Mit den Augen einer Frau

Wollmaus oder Erdnuss?
Männer sehen in das Weite, Frauen blicken vor sich hin, in den Makrokosmos.
Dies ist Jagen, das ist Sammeln.
Der Mann schaut nach Mammut oder anderem Wild, um für Nahrung zu sorgen und die Sippe zu ernähren. Er denkt ans Überleben. Die Frau schaut nach unten, sucht den Boden ab, die Büsche, die nahe Umgebung, aber immer in Hock- oder Duckstellung, denn sie ist die Schwächere der beiden; und sie macht sich auch Sorgen um das Überleben der Sippe. Sie sucht nach Beeren, essbaren Insekten oder anderem Getier, das in die Suppe kann.
Das war damals, als es noch Mammuts gab.
Was ist geblieben, was finden wir in der modernen Zeit?
Der Mann schaut in die Weite: Wie spielt der Verein, was passiert in der Welt, droht vielleicht eine Gefahr durch Krieg oder verlieren wir bei der EM? Das sind seine Fragen, die als Archetypen in ihm verankert sind. Die Weite des Fußballstadions mag das symbolisieren.

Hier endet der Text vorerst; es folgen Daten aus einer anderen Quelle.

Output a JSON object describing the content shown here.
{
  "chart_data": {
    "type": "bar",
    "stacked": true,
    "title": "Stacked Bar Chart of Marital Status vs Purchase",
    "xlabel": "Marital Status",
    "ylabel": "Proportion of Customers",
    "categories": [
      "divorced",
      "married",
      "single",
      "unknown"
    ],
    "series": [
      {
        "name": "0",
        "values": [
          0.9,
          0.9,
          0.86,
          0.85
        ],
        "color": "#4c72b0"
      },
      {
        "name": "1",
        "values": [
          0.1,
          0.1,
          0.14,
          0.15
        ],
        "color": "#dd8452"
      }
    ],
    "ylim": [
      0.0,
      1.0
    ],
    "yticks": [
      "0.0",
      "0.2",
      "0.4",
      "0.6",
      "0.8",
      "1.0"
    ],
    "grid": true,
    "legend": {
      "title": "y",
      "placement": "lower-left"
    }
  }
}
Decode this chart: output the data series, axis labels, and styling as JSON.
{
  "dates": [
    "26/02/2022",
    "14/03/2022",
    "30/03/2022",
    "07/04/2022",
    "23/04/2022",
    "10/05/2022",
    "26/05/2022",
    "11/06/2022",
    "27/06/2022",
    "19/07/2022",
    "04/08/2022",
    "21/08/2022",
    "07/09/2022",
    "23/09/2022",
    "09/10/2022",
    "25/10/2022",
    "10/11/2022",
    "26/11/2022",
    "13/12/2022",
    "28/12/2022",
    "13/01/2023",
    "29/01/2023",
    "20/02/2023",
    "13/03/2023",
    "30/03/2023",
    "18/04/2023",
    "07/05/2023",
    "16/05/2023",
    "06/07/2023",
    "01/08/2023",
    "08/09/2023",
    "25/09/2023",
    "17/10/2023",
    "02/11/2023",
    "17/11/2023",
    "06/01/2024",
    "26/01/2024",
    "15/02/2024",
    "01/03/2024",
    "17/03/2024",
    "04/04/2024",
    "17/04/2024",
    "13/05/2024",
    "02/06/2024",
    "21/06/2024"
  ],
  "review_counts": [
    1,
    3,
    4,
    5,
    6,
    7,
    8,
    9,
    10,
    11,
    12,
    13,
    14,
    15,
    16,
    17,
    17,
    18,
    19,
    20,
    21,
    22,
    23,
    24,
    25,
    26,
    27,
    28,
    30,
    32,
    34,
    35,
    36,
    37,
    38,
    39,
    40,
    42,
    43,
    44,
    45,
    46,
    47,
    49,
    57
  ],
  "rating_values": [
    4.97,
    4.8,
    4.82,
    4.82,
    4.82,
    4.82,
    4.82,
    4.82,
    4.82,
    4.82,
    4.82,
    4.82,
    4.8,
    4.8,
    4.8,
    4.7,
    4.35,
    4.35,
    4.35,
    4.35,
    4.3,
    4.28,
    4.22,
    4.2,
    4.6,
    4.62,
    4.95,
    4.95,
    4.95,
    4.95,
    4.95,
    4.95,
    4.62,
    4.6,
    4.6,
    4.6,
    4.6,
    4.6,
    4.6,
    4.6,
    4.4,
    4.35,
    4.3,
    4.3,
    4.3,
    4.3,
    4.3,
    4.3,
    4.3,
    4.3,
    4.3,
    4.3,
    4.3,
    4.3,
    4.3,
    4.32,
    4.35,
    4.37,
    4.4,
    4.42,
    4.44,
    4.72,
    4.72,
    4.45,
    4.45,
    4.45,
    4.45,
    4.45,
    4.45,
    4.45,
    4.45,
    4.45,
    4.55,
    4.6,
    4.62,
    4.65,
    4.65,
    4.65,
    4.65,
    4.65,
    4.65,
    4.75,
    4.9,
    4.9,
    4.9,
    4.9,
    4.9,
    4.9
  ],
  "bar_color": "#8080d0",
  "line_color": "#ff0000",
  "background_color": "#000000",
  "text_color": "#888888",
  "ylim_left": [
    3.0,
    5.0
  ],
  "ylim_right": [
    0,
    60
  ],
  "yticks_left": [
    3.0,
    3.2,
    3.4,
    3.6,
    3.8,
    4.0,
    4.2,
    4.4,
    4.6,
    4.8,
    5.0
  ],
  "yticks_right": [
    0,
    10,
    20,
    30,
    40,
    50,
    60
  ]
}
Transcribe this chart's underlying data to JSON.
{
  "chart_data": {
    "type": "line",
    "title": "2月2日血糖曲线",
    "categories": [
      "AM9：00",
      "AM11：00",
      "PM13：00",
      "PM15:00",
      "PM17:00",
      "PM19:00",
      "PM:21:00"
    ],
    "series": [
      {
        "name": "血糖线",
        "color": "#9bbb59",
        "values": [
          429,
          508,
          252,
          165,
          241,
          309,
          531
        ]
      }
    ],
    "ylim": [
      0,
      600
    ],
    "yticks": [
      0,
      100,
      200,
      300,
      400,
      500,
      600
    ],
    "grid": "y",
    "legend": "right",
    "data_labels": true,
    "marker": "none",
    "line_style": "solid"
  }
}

Die Frau sucht den Boden nicht mehr nach Essbaren ab, sondern hat im Laufe der Jahrtausende den Blick für das zu Entfernende entwickelt. Irgendwann, geschätzt in der Bronzezeit, hat sie den Staub entdeckt.
In der Neuzeit kommt die Wollmaus hinzu und die Socke von gestern Abend, die einsame Erdnuss, die beim 2:1 aus den Fingern des Gatten gerutscht ist.
Kannst du mal durchsaugen, Herbert?, ruft sie in die Tiefe des Raumes.
Der Mann zuckt zusammen: Verdammt!
Er kramt den Vampyr aus der Abstellkammer und flucht leise: Von wegen "die Schwächere"!
Sie hat eben den Blick! Den Blick dafür!, murmelt er und saugt und hofft, dass er sie hinterher noch liebt.